Friday, December 21, 2007

"Face Off", Parashat Vayigash in Ohav Shalom in Albany

By Deanna Neil and Elana Architzel

Storah On The Road
Elana and I write this together traveling down a dark road from Albany. It is frigid. We are both wearing matching black and white jackets with Eskimo hoods. (Elana says: "We're like a cookie. So good you can taste it.") Somehow we have avoided the snowstorms and somehow Conservative Judaism devoured our black and white cookie. They loved us. They loved our Maven show "Face Off", a translation of Parashat Vayigash. And they loved the entire concept of Storahtelling and how it brought them to a visceral place after years of Jewish headiness.

On the way up, Elana was consumed with worry of how this show would pan out.

She is from the nearby town of Troy, New York, so she was familiar with the synagogue we were visiting in Albany. She even removed her lip ring and covered her tattoo. But by our intro on Friday night she could see they were game.

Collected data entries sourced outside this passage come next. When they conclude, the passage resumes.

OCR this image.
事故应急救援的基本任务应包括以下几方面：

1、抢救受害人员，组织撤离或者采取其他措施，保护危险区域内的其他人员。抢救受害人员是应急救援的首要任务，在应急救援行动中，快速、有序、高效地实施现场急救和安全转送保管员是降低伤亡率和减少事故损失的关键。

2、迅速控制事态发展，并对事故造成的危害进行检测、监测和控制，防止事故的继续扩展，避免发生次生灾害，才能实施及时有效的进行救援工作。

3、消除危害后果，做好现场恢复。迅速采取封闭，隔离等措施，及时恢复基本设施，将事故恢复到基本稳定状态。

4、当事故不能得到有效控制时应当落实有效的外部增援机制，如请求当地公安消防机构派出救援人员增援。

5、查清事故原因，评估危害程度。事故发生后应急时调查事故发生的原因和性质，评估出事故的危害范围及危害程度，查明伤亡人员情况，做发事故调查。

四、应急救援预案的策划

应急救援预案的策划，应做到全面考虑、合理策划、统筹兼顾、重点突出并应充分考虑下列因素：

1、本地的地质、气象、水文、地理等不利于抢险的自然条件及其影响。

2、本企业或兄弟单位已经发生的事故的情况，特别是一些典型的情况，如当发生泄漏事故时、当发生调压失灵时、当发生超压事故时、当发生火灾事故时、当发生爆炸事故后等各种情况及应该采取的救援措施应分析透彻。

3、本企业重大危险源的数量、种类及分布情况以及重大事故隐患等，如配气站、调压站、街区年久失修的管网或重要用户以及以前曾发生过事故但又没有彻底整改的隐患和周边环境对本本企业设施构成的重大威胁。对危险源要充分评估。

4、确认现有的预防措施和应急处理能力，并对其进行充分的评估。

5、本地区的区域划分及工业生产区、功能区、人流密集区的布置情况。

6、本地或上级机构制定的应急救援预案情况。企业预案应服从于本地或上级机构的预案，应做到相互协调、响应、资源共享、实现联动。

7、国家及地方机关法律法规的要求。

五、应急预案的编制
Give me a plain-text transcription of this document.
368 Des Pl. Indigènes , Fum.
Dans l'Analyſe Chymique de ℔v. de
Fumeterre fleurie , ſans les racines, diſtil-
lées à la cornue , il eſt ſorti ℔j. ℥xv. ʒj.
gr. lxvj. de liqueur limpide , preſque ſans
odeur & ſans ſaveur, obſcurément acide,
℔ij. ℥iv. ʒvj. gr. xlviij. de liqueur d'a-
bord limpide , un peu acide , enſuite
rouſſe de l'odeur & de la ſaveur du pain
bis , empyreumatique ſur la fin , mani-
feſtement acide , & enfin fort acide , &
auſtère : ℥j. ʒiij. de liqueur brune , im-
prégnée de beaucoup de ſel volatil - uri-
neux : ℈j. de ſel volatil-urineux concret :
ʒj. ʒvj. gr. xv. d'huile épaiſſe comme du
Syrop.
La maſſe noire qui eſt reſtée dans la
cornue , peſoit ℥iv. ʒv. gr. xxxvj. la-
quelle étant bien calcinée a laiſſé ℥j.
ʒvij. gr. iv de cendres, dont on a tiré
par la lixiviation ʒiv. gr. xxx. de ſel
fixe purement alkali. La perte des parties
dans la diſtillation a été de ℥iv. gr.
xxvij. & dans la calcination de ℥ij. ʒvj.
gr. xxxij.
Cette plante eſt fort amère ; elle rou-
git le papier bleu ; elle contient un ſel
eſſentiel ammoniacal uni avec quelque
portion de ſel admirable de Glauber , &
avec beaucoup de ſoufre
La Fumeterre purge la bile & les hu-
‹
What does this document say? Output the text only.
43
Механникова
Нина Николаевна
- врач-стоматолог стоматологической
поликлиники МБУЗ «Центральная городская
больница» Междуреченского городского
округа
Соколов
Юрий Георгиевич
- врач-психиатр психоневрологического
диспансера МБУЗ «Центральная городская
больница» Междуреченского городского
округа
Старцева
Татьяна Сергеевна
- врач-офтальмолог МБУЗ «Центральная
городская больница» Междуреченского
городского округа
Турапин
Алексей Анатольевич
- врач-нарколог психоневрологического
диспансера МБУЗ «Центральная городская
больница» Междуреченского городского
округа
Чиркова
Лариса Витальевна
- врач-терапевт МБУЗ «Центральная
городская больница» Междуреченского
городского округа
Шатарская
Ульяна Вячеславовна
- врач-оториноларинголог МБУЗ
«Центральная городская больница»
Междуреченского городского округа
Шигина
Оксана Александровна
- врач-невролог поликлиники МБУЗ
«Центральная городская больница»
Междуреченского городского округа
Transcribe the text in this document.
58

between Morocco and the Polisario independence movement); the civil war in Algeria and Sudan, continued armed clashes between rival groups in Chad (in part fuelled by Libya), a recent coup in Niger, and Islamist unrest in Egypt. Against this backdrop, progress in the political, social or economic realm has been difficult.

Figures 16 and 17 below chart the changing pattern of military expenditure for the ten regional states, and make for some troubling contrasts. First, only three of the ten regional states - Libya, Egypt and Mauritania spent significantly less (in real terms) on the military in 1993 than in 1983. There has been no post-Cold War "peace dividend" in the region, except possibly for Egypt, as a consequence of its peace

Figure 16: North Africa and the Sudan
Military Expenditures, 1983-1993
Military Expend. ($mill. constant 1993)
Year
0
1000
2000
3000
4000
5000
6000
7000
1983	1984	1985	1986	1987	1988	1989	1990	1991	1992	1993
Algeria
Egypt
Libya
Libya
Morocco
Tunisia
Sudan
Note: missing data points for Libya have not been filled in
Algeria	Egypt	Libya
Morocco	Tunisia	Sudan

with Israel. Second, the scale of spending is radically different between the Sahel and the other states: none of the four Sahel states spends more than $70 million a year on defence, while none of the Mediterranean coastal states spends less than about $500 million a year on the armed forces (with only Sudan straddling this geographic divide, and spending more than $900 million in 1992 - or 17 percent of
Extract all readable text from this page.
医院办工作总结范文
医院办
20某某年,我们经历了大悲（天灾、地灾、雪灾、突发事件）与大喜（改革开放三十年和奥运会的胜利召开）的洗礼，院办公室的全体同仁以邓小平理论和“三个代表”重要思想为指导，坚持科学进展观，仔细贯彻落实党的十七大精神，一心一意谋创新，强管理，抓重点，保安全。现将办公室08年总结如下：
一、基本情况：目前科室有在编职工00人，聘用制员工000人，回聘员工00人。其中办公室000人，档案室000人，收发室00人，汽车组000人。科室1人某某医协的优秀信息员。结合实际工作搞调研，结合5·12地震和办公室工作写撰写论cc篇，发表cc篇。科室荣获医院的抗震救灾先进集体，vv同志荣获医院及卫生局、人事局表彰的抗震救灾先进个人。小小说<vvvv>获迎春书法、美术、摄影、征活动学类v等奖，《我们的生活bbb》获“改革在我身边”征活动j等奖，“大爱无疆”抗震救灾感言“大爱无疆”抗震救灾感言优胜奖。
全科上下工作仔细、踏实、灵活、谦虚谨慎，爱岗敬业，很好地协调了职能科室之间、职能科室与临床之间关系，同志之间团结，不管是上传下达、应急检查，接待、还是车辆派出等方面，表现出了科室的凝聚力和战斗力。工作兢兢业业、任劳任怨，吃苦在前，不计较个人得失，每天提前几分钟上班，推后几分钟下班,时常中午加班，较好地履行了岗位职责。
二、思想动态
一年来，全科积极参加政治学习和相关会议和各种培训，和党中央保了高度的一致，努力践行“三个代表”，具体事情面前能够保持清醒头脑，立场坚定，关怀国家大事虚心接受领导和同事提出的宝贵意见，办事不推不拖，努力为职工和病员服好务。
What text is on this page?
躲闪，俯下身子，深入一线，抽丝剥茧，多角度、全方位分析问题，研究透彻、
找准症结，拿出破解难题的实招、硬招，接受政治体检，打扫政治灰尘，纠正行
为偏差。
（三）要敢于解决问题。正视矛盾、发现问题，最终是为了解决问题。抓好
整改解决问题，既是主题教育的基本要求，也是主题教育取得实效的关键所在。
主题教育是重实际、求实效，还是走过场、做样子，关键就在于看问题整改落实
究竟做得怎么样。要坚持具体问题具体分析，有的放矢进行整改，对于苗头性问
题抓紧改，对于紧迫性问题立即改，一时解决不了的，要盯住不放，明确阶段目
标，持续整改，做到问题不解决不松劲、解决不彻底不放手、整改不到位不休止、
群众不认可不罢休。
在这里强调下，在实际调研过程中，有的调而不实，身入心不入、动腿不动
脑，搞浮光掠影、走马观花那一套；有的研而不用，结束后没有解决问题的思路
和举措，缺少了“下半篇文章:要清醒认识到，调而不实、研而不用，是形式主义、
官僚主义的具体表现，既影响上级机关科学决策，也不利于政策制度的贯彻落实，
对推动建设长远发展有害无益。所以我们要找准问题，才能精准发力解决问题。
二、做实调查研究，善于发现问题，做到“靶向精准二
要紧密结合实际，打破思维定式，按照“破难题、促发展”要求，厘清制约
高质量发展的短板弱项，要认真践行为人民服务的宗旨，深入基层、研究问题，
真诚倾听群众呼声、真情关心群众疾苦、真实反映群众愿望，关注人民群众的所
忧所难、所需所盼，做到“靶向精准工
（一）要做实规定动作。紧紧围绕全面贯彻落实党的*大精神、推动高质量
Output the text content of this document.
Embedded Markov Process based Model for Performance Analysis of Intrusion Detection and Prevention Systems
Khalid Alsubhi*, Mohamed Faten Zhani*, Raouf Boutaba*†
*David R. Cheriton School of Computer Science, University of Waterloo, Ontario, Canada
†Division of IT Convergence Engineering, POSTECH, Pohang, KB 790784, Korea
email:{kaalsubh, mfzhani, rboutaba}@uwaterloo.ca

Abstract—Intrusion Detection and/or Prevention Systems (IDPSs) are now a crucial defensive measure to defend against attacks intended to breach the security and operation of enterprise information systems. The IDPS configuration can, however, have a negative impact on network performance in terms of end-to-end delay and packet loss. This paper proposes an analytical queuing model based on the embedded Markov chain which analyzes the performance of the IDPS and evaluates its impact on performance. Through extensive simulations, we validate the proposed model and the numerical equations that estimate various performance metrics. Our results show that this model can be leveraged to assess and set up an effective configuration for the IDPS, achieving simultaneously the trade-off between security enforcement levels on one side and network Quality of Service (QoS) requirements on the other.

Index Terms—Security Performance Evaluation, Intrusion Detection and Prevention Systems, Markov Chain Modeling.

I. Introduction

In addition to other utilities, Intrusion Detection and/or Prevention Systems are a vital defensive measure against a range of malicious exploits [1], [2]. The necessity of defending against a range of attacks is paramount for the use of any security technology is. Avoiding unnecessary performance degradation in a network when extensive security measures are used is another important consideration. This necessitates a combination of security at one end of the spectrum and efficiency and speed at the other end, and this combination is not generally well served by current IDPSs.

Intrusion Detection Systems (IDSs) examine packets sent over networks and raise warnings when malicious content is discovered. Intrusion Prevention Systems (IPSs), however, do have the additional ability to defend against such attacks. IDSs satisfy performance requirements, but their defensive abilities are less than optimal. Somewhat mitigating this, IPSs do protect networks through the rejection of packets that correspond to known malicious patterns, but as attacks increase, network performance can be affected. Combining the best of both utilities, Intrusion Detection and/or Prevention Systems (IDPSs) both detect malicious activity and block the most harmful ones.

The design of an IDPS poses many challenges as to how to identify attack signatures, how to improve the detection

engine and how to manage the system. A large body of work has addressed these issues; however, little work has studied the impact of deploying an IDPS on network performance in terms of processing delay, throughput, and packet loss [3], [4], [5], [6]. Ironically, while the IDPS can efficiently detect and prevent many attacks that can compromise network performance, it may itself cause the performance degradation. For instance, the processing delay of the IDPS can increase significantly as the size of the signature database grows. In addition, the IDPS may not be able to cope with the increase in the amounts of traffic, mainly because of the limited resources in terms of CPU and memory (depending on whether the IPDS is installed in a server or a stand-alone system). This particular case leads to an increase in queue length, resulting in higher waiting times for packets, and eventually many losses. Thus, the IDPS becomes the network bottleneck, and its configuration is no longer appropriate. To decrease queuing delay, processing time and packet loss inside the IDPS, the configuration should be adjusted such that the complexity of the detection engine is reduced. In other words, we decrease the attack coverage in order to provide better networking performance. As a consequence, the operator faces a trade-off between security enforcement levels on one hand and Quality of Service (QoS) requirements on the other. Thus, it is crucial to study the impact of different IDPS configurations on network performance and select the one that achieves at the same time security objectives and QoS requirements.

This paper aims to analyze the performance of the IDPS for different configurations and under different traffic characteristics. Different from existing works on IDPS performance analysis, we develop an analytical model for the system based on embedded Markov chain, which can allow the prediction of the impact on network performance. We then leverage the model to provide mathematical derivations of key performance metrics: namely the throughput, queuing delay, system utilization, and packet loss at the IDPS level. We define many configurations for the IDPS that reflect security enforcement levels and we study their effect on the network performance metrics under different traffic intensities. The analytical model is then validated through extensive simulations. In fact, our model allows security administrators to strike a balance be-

This was a different type of show than usual. First of all, we did the whole kriyah - that is a the full reading of the parsha. The congregation requested that we only translate one aliyah verse per verse. This was unusual for us, but it proved just enough of a taste to get them excited about what Torah could be. (Although it proved to Elana and I that verse per verse really is the way to go in terms of both dramatic appeal and engagement with the translation.)

My moment of nervousness was when we were rehearsing. One of the Rabbis insisted that we say "congregation" or "kahal" instead of audience. But after discussion and acceptance of the show, all apprehension was put at ease. People commented that as an "audience" they actually had a role, which made them feel endowed and involved. Further more, during our "stretch"-when we stepped out of the story in order to address the congregation with a difficult question or scenario-everyone jumped in eagerly. They had been worried too. They thought it would be a performance, but were happy to instead to have an interactive program in the familiar context of their service.

By the end of our workshop today, the Rabbi gave her own dramatic translations of the Shma with full kavana. Even more radical, the other Rabbi asked why we didn't explore God as a character. They pushed us on the topic. When we said, "playing God is often controversial," these Conservative Jews threw us a curve ball and said "Great! That's just what you want!" And with that-we knew it was a successful weekend.

We try to tell people what Storahtelling does or what it means, but we got to see this congregation experience it. Going to Reform shuls who've already been exposed to this stuff is one thing. But this was so exciting to both of us because we were able to fulfill our goal as Mavens by collaboratively integrating into a more traditional environment, while still conveying meaningful and radical ideas.

And now I'm going to turn the car light off so we don't hit any deer.